Now, were this not confusing enough, Baudrillard ‘borrowed’ an analogy from the work of Jorge Luis Borges. “In it, a great Empire created a map that was so detailed it was as large as the Empire itself. The actual map grew and decayed as the Empire itself conquered or lost territory. When the Empire crumbled, all that was left was the map. In Baudrillard's rendition, it is the map that we are living in, the simulation of reality, and it is reality that is crumbling away from disuse.

[As an aside, The Matrix was not written by The Wachowski Brothers but closely adapted from a story by Sophia Stewart, an author who in 1981 copyrighted a work called “The Third Eye” upon which The Matrix is based. Stewart sued the Wachowski Brothers, Joel Silver, and Warner Brothers, et al charging copyright infringement and racketeering. She won the case six years later receiving damages cited as one of the largest in copyright infringement history, the settlement based upon gross receipts from The Matrix I, II, and III of in excess of 2.5 billion dollars.. Of particular relevance to this discussion is the fact that then Warner Brothers’ parent corporation is the GIANT, “AOL-Time Warner which owns 95 percent of the media business: New York Times newspapers/magazines; People Magazine; CNN News; Extra; Celebrity Justice; Entertainment Tonight; HBO; New Line Cinema; DreamWorks; Newsweek; Village Roadshow and many, many more outlets.”] At the time of this writing this monopoly has been split into its parts.]

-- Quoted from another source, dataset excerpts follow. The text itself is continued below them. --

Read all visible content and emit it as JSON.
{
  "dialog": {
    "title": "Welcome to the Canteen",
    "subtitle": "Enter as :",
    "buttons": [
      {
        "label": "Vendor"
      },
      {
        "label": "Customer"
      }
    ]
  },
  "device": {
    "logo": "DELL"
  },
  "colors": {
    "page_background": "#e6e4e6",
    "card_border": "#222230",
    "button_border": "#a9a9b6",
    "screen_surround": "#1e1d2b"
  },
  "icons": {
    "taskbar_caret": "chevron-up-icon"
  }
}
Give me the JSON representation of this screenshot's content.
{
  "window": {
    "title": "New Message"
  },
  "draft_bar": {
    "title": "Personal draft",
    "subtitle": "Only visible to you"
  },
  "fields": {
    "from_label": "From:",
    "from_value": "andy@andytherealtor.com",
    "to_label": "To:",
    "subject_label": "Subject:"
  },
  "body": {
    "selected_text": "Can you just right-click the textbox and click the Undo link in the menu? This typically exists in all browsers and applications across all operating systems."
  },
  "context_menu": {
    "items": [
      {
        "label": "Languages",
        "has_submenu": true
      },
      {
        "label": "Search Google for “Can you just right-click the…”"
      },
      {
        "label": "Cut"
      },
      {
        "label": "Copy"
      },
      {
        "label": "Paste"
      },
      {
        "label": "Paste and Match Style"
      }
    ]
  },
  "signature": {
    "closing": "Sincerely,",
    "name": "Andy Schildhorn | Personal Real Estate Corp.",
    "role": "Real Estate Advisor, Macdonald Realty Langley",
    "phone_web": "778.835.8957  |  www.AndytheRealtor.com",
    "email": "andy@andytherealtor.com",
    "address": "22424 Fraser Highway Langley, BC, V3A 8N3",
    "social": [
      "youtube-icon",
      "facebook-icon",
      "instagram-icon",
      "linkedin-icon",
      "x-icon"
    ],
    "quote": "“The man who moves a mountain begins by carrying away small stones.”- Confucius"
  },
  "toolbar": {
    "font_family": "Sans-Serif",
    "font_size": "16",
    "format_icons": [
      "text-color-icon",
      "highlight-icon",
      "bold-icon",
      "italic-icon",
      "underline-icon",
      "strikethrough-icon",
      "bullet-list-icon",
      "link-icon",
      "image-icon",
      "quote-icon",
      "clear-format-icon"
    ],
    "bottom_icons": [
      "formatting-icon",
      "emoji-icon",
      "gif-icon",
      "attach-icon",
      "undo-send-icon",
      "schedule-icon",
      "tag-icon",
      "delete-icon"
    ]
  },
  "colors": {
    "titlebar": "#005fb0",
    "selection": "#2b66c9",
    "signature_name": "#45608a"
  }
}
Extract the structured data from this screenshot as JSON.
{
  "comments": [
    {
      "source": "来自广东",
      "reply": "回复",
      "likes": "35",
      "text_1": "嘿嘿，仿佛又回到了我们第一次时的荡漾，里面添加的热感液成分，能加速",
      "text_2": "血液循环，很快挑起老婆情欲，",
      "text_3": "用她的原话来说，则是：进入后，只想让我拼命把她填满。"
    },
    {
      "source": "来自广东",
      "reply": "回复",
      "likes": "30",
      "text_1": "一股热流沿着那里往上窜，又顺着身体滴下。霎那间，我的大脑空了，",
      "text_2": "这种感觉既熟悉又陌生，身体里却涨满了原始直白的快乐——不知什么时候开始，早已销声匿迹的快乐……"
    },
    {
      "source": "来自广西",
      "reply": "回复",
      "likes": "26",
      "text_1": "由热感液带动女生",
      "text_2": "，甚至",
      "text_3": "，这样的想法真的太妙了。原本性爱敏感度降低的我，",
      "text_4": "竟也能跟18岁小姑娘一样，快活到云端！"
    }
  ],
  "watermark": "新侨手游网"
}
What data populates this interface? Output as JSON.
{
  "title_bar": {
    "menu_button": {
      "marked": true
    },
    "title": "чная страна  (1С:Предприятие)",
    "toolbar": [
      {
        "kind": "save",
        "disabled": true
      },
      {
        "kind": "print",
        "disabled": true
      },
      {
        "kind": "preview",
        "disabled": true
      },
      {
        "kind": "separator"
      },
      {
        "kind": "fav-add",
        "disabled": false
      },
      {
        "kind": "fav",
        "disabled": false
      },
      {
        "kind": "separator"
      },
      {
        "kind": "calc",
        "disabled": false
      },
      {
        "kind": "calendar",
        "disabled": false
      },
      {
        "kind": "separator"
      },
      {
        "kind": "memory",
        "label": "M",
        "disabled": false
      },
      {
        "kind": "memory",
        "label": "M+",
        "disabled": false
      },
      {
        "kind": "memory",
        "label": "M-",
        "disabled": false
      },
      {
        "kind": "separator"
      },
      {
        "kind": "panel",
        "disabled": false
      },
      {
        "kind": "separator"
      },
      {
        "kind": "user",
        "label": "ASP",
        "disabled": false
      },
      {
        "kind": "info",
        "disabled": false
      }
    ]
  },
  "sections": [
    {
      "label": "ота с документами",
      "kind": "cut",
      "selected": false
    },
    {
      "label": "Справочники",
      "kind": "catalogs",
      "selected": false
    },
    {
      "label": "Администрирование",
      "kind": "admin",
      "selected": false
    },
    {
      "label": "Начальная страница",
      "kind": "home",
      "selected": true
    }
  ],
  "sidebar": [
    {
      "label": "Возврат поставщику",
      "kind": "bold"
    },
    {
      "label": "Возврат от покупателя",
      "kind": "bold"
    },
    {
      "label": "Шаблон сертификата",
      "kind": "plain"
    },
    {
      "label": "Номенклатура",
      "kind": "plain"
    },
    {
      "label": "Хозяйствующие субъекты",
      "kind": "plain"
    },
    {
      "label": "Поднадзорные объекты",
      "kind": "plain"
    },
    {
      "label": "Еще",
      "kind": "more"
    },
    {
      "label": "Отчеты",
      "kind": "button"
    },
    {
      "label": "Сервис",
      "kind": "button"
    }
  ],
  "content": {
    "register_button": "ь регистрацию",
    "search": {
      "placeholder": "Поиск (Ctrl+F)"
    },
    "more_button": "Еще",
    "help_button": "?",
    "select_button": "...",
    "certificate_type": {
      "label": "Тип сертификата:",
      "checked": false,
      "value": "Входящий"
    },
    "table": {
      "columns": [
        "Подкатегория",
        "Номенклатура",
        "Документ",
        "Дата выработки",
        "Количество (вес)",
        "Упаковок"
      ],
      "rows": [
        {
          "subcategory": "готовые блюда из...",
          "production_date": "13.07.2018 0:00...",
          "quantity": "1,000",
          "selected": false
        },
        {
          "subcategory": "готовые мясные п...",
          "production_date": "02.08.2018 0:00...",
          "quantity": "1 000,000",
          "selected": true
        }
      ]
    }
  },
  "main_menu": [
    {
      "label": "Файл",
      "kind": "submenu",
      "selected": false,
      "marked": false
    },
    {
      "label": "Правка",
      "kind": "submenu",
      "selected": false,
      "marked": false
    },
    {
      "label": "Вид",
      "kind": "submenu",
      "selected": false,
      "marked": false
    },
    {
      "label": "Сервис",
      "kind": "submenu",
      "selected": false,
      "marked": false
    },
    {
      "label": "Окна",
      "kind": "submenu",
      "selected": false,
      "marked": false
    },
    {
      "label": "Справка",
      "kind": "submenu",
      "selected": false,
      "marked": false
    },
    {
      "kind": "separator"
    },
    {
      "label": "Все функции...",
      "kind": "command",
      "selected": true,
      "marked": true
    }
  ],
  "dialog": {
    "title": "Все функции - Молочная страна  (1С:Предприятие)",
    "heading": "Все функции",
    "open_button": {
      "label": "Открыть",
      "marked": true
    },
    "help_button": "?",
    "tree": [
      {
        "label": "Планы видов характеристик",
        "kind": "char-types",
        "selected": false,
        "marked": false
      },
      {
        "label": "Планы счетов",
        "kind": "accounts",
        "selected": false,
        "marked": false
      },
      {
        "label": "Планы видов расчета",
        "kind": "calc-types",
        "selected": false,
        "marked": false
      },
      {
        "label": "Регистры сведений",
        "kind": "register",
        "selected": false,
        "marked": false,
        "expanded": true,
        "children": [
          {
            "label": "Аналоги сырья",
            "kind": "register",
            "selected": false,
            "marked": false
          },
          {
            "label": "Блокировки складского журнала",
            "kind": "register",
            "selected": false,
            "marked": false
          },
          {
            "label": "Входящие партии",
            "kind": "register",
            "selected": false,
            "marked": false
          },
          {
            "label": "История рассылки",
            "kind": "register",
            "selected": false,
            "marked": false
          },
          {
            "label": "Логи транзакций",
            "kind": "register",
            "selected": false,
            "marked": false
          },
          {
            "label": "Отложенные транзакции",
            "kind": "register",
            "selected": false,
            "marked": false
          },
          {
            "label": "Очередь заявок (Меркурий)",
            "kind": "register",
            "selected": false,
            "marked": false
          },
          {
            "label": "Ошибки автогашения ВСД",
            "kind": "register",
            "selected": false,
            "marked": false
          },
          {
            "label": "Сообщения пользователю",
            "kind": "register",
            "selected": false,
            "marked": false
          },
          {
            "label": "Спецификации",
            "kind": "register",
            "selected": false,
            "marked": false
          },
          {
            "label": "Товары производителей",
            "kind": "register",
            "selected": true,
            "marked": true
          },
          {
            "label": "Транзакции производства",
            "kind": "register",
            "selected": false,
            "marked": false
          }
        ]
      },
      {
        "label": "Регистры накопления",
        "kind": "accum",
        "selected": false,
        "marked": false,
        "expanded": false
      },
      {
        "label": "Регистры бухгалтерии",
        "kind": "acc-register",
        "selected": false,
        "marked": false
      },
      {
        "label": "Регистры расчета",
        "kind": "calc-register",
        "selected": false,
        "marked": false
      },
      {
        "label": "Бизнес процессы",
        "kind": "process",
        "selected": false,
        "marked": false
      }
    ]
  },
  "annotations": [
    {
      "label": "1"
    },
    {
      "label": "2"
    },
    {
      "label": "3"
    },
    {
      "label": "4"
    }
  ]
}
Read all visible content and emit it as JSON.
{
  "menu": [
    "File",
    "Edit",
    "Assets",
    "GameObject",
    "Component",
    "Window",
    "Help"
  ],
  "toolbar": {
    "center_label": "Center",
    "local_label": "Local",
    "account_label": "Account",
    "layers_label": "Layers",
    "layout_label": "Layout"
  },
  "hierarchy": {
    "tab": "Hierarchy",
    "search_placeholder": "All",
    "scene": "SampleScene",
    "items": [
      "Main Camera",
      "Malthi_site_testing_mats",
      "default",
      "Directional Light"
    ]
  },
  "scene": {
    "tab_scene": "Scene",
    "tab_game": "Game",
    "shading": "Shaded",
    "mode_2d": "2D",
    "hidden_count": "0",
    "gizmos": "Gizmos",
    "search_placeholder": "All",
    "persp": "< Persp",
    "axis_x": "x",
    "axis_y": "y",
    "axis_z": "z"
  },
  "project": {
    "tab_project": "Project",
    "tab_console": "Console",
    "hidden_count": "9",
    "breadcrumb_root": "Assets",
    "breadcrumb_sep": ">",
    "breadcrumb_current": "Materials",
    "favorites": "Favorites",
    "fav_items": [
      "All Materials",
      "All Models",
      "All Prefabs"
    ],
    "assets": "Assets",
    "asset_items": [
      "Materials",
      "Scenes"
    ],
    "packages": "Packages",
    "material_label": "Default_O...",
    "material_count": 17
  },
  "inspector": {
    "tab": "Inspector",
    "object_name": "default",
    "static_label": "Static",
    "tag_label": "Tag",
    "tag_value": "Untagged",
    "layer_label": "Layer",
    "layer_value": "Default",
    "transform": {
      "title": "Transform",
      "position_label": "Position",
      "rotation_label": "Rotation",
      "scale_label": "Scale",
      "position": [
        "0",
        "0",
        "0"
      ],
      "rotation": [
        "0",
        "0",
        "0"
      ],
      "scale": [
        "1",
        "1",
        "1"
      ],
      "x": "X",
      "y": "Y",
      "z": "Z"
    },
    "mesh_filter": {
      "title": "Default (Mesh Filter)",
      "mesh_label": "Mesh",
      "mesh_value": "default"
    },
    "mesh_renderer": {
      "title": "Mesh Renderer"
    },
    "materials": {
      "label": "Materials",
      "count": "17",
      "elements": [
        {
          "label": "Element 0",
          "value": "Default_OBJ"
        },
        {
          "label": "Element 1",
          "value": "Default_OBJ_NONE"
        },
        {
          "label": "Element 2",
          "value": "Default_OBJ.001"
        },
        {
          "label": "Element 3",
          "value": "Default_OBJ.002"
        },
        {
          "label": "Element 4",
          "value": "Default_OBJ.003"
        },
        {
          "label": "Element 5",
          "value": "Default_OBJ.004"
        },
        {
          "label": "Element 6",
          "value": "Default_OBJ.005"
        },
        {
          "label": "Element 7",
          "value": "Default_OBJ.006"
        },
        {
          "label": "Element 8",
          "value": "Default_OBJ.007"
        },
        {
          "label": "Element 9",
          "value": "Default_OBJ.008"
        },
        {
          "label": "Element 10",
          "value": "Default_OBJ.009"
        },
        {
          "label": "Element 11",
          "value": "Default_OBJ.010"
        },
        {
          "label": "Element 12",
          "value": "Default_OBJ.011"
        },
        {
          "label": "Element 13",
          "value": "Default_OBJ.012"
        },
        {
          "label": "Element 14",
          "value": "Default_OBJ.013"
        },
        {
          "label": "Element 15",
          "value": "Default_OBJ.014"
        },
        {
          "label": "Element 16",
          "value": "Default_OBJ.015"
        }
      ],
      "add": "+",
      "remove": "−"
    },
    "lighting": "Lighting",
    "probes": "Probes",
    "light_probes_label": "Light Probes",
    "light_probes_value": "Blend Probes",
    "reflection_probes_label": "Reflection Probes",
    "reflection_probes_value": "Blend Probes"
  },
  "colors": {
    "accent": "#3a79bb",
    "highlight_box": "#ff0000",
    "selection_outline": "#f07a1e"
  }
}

And so it continues, a disintegrating reality, greater reliance and trust in the manipulated illusions and misleading messaging based upon false assumptions and lies. It is these assumptions upon which we create worlds. The lies support the fake assumptions. In this process we create ourselves as projections of the adopted realities composing and fabricating the illusions of a distinctive ‘me’…and ‘them’. Shakespeare would be shocked to learn that in today’s world “To thine own self be true” would be a state so divinely to be wished as to be near impossible. What does it mean, ‘to know thyself’ when with so many outside influences we create for ourselves a being [self] so prescribed, dictated and indoctrinated to that our ‘true’ selves, our heart center, the human core from which emanates our original life force lies beneath an overt, yet somehow diffuse, invisible cloak of money, business, gain, fashion, etc. This onslaught of information is like a storm from which there is no shelter.

This passage was, some time ago, submitted by a dear friend and seems relevant at this juncture. I will close here to end Part 1 of this discussion:

There is this Magic Show…
And, some people live in the Magic Show…
And, some people are the Magic Show…
—————
And, some people wonder what the Magic Show is all about…
And, some people wonder what Magic is…
And, some people never wonder at all.